На столе стояли четыре бутылки водки - польская, литовская, русская и шведская. Закуски не было совсем. Даже писателям стало неудобно. Вместо еды решили поговорить, под разговоры голая выпивка идет легче. Я предложил пить в следующей последовательности: сперва русскую, потом шведскую, потом - польскую, а завершить литовской. В соответствии с территориальной убываемостью стран-производителей. Потом я вспомнил археологическую экспедицию летом 1980 года. На Волосовской возвышенности стояли мертвые деревни. В том районе почти не было воды, единичные жители, почти все старики, пили молоко и самогон. Мы раскапывали в полях курганы восьмого - десятого веков, старики помогали нам от нечего делать. В день смерти Высоцкого (я не поверил Би-би-си, мы слушали ее в палатке, но этой новости я не поверил) я раскопал скелет в позеленевшем серебряном головном уборе.

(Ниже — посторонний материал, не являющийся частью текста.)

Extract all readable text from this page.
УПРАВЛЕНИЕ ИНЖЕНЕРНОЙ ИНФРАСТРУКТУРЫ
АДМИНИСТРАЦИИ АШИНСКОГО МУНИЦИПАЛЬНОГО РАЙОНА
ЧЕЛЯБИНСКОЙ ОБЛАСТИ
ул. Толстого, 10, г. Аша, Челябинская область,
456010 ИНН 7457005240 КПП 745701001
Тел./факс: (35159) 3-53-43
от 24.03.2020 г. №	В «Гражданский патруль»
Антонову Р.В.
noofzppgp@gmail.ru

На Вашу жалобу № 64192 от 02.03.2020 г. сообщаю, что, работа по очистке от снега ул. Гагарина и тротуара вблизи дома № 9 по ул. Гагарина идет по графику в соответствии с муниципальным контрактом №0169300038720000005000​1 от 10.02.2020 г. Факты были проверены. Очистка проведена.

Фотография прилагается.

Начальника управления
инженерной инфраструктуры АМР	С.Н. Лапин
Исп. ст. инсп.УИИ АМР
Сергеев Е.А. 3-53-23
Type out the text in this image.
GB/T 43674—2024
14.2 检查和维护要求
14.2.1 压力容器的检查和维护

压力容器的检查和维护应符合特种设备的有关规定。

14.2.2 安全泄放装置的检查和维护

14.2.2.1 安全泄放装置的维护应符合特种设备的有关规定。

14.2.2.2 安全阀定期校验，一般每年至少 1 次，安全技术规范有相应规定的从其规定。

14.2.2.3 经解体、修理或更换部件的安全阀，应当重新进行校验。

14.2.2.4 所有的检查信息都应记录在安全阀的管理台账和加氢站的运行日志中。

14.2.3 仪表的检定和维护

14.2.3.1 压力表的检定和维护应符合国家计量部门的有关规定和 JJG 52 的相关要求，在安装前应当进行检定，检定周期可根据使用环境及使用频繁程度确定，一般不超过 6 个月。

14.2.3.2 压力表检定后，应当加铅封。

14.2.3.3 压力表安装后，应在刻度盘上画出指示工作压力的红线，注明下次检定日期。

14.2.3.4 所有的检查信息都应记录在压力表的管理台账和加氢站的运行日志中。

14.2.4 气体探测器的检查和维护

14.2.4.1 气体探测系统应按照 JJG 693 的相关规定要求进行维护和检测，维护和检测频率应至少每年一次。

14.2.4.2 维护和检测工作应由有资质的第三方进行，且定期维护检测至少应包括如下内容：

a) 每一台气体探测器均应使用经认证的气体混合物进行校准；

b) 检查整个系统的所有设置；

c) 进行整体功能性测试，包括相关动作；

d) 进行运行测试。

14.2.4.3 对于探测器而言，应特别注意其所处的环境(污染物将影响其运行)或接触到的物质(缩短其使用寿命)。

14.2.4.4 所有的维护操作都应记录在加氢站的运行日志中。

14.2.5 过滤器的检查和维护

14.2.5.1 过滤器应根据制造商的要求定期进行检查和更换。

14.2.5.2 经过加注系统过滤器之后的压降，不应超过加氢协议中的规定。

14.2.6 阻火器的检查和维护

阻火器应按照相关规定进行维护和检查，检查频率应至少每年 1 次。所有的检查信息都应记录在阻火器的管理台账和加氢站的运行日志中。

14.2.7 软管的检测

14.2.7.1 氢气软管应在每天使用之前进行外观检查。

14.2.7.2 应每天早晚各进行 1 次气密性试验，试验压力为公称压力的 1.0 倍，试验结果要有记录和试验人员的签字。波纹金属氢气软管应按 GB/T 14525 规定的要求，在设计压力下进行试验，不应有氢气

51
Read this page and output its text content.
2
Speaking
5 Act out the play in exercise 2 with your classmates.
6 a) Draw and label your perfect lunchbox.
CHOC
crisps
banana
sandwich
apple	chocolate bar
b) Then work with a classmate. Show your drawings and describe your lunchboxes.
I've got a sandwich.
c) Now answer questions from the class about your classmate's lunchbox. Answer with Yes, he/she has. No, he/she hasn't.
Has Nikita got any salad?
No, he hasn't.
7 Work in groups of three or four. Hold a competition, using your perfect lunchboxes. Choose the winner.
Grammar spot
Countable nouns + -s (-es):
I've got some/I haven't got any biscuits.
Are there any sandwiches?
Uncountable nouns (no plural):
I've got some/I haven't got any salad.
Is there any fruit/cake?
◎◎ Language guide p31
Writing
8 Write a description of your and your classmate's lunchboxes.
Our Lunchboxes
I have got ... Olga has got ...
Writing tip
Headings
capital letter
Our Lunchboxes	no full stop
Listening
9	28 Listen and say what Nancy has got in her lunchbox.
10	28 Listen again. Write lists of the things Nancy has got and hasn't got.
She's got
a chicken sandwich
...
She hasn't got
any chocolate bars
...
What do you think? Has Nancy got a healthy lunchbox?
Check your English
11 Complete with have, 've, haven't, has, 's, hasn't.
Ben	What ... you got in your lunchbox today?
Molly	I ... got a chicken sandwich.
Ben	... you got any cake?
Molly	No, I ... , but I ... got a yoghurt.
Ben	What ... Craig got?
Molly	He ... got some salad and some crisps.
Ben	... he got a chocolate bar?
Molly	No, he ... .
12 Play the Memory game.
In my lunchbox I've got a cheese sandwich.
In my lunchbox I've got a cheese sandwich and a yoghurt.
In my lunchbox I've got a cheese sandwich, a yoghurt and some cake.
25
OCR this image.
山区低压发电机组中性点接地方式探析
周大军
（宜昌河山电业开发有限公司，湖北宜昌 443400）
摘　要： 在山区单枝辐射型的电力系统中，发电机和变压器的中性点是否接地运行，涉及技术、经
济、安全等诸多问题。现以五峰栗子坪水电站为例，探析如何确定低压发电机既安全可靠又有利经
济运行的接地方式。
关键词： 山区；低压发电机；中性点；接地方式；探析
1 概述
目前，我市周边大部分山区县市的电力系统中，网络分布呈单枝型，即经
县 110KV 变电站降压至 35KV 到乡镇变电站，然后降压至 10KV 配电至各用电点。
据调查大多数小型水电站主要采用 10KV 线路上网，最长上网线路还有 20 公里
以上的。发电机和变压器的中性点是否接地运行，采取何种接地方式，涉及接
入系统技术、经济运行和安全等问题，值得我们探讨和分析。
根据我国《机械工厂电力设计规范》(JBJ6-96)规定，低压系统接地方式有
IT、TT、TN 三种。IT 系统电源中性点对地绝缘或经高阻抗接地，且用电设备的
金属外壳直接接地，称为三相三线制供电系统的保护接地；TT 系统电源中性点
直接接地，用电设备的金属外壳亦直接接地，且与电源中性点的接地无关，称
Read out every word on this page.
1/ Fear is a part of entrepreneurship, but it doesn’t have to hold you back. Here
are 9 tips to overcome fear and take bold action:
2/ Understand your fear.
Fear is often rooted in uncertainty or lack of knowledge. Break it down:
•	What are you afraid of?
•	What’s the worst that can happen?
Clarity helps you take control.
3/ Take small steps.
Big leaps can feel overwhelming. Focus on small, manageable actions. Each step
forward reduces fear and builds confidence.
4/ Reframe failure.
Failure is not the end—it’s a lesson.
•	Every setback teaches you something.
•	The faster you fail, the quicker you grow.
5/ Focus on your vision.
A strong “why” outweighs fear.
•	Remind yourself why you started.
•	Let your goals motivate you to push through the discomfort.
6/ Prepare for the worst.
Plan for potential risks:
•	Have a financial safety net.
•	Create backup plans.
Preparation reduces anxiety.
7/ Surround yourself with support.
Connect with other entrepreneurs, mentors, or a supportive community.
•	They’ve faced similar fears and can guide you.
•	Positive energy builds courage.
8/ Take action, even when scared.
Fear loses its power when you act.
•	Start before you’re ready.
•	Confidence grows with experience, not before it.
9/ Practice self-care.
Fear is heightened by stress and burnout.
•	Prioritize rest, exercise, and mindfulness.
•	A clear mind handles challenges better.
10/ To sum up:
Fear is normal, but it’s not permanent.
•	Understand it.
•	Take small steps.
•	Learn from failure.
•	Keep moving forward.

Руководитель экспедиции, Евгений Александрович Рябинин, сказал, что это невеста, и что, когда она умерла, ей было лет десять. Недавно я узнал, что Евгений Александрович тоже умер. В восьмидесятом году он был просто молодым и сильно пьющим кандидатом наук, а несколько лет назад я прочел, что он раскопал в Старой Ладоге какую-то варяжскую фибулу и стал известен на всю археологическую Россию. Один раз нас позвали на именины в деревню за восемь километров. Посреди пустой пыльной улицы стоял самодельный некрашеный стол, на нем было пять бидонов с первачом, посреди стола лежал один кирпич черного хлеба, а напротив каждого места для сидячих - половина неочищенной луковицы. Я вспомнил это, сидя за столом в Иерусалиме.
За четверть часа, при отстутствии закуски, все писатели так упились, что никто ничего не мог ни прочесть из нового, ни вспомнить из старого. Это было, как на завтраке у полицмейстера: Собакевич сел в кресла и уж более не ел, не пил, а только жмурился и хлопал глазами. Все молчали, иногда только слышалось невнятное бормотание, а потом - снова тишина. Странное это было собрание.
В восемь часов за окном завыли сирены. Начался День памяти павших в наших войнах. Все встали. Стояли, покачиваясь. Но стояли. Как в "Попытке к бегству" - все живые стояли в шеренгах. Я повернулся к окну и стоял, глядя в темноту. Когда сирены умолкли, Председатель спросил как-то некстати: "Кто-нибудь что-нибудь хочет прочесть?" Все молчали, и тогда я сказал, что хочу прочесть военные стихи Генделева. Я вообще редко что-то читаю вслух, я не умею этого, но Генеделева я знаю наизусть.